Loin d’essayer de se dissimuler, elle approcha le garde ouvertement, comme si lord Bolton en personne la lui envoyait. Il la regarda venir d’un air intrigué. Quelle mission pouvait bien amener un page dans ces parages au plus noir de la nuit ? Un homme du Nord, s’aperçut-elle tout en avançant, très grand, très mince, et emmitouflé dans une pelisse élimée. Ce qui compliquait tout. Rouler un Frey ou l’un des Braves Compaings ne la tracassait pas, mais un des gens de Fort-Terreur… Ils avaient servi Roose Bolton leur vie durant, le connaissaient plus à fond qu’elle. Si je lui dis que je suis Arya Stark et lui ordonne de me laisser passer… Non. C’était trop risqué. Il était bien du Nord, mais pas de Winterfell. Il appartenait à Roose Bolton.
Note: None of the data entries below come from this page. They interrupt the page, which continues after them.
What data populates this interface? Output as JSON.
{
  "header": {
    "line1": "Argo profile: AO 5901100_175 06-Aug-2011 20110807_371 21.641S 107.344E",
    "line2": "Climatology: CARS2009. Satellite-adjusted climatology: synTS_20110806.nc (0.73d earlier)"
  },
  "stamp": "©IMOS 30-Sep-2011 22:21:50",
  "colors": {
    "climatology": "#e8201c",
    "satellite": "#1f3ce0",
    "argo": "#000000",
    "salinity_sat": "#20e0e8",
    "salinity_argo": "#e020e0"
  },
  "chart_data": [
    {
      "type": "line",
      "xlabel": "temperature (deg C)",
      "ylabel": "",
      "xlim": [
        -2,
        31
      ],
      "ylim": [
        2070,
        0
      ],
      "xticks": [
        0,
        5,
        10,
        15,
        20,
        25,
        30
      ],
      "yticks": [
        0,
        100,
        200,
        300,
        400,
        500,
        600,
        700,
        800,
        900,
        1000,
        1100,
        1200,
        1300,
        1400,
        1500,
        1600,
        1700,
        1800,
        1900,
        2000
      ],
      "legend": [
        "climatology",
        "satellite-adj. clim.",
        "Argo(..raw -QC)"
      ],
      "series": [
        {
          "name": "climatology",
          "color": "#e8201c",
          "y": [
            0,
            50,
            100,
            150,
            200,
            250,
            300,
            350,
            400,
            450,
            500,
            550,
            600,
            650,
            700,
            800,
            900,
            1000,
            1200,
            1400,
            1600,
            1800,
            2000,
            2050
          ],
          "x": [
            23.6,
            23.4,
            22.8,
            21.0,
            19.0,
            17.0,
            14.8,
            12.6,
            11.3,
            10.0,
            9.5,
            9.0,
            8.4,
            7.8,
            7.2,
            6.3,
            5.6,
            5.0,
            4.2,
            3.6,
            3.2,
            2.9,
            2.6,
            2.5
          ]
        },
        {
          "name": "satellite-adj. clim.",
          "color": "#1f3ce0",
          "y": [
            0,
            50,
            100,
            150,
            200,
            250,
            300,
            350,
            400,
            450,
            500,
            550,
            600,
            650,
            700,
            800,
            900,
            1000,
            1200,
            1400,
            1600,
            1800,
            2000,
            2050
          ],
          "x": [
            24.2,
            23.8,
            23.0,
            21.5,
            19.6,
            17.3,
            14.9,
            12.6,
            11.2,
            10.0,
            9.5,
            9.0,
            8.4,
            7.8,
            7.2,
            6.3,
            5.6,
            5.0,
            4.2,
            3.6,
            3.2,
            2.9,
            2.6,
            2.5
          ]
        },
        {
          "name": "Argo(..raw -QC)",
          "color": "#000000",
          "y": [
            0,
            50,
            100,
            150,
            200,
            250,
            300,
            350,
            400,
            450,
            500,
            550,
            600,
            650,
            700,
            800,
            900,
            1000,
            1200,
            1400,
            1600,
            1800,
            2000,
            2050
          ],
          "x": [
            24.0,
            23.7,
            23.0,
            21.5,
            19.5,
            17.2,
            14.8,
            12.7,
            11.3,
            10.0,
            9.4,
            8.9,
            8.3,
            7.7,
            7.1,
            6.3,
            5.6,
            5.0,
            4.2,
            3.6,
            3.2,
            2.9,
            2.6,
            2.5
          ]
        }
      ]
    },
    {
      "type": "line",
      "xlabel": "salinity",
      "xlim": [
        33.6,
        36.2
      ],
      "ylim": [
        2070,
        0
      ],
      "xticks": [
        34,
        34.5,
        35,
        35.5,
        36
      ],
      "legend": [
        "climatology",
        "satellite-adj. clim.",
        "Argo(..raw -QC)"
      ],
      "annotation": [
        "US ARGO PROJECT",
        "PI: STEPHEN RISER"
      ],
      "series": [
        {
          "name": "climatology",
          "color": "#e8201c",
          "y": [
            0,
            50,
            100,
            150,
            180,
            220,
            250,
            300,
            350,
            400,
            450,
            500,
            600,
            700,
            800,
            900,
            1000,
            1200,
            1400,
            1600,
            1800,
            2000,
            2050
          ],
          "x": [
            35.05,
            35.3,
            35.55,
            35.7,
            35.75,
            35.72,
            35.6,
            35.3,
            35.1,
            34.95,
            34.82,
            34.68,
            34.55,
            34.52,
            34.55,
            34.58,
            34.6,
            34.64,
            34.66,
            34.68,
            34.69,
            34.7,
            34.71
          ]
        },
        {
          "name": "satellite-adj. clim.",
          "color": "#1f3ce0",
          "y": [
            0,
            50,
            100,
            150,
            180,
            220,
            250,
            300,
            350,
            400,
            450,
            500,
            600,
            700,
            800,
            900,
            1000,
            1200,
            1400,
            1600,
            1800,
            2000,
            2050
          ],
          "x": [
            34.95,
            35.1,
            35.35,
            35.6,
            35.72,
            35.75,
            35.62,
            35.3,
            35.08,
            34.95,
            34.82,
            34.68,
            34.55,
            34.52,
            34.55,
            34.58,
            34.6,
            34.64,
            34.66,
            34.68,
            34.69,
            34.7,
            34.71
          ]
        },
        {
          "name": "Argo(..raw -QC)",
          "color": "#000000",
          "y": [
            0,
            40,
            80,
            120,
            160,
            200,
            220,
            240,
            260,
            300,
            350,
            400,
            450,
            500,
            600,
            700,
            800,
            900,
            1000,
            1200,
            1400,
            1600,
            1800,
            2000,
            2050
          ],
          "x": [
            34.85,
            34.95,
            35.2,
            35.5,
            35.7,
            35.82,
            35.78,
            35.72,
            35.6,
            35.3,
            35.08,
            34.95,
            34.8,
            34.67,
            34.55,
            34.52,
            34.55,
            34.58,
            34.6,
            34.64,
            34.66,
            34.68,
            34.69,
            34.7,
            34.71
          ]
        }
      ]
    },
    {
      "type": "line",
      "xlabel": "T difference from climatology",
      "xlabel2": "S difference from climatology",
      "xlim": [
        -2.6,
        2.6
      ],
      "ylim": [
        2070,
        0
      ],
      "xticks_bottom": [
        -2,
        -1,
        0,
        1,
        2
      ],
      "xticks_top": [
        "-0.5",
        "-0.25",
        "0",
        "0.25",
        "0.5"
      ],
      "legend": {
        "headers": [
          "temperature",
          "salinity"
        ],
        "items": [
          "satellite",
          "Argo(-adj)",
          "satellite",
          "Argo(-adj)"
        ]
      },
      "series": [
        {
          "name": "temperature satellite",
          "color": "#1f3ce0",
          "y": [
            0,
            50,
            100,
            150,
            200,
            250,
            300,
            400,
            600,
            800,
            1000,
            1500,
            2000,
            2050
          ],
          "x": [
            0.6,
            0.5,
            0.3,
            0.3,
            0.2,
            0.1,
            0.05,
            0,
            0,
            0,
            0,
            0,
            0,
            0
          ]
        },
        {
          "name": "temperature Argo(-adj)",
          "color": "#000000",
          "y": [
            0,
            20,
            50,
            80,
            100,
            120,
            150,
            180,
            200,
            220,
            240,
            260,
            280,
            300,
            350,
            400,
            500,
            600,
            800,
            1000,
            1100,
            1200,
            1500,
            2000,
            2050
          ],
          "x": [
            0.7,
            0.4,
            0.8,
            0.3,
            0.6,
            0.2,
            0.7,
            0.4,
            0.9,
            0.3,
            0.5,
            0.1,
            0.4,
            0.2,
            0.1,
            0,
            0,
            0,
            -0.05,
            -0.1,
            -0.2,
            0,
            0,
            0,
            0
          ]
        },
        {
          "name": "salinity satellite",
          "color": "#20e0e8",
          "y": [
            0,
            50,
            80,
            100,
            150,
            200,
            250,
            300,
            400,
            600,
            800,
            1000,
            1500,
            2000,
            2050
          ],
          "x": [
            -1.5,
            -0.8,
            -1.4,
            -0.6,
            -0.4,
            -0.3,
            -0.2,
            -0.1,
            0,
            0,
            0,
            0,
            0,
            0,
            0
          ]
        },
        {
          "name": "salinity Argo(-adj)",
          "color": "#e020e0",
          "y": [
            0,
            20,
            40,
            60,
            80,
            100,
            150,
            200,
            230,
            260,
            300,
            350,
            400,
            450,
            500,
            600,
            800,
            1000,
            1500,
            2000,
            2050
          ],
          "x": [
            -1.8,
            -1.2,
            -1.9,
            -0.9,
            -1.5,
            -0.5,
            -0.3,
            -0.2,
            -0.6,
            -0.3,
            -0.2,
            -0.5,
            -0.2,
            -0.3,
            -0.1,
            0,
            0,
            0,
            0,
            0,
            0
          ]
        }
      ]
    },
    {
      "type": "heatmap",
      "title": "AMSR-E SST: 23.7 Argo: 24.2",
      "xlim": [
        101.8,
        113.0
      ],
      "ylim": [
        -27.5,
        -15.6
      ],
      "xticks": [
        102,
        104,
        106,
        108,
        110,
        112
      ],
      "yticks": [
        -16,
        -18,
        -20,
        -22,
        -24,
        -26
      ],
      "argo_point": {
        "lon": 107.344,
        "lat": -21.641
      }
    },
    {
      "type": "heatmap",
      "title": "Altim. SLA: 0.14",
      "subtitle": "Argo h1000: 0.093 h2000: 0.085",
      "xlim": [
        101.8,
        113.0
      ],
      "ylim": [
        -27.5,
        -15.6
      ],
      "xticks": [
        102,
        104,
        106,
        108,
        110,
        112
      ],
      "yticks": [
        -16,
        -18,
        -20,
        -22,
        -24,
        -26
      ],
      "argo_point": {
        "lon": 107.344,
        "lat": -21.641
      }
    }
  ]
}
Au moment de l’aborder, elle écarta les pans de son manteau pour bien mettre en évidence l’emblème à l’écorché. « Lord Bolton m’envoie.
— A c’te heure ? Pour quoi faire ? »
Sous la fourrure se discernait le miroitement de l’acier. Aurait-elle assez de force pour transpercer la cotte de mailles ? Sa gorge, il me faut sa gorge, mais il est trop grand. Une seconde, elle ne sut que dire. Une seconde, elle ne fut plus à nouveau qu’une petite fille, une petite fille effarée, la pluie coulant sur son visage comme des larmes.
« Il m’a chargée de remettre à chacun de ses gardes une pièce d’argent, en récompense de leurs bons et loyaux services. » Les mots semblaient surgir de nulle part.
« D’argent, tu dis ? » Il ne la croyait pas mais avait envie de la croire, l’argent étant après tout l’argent. « Donne, alors. »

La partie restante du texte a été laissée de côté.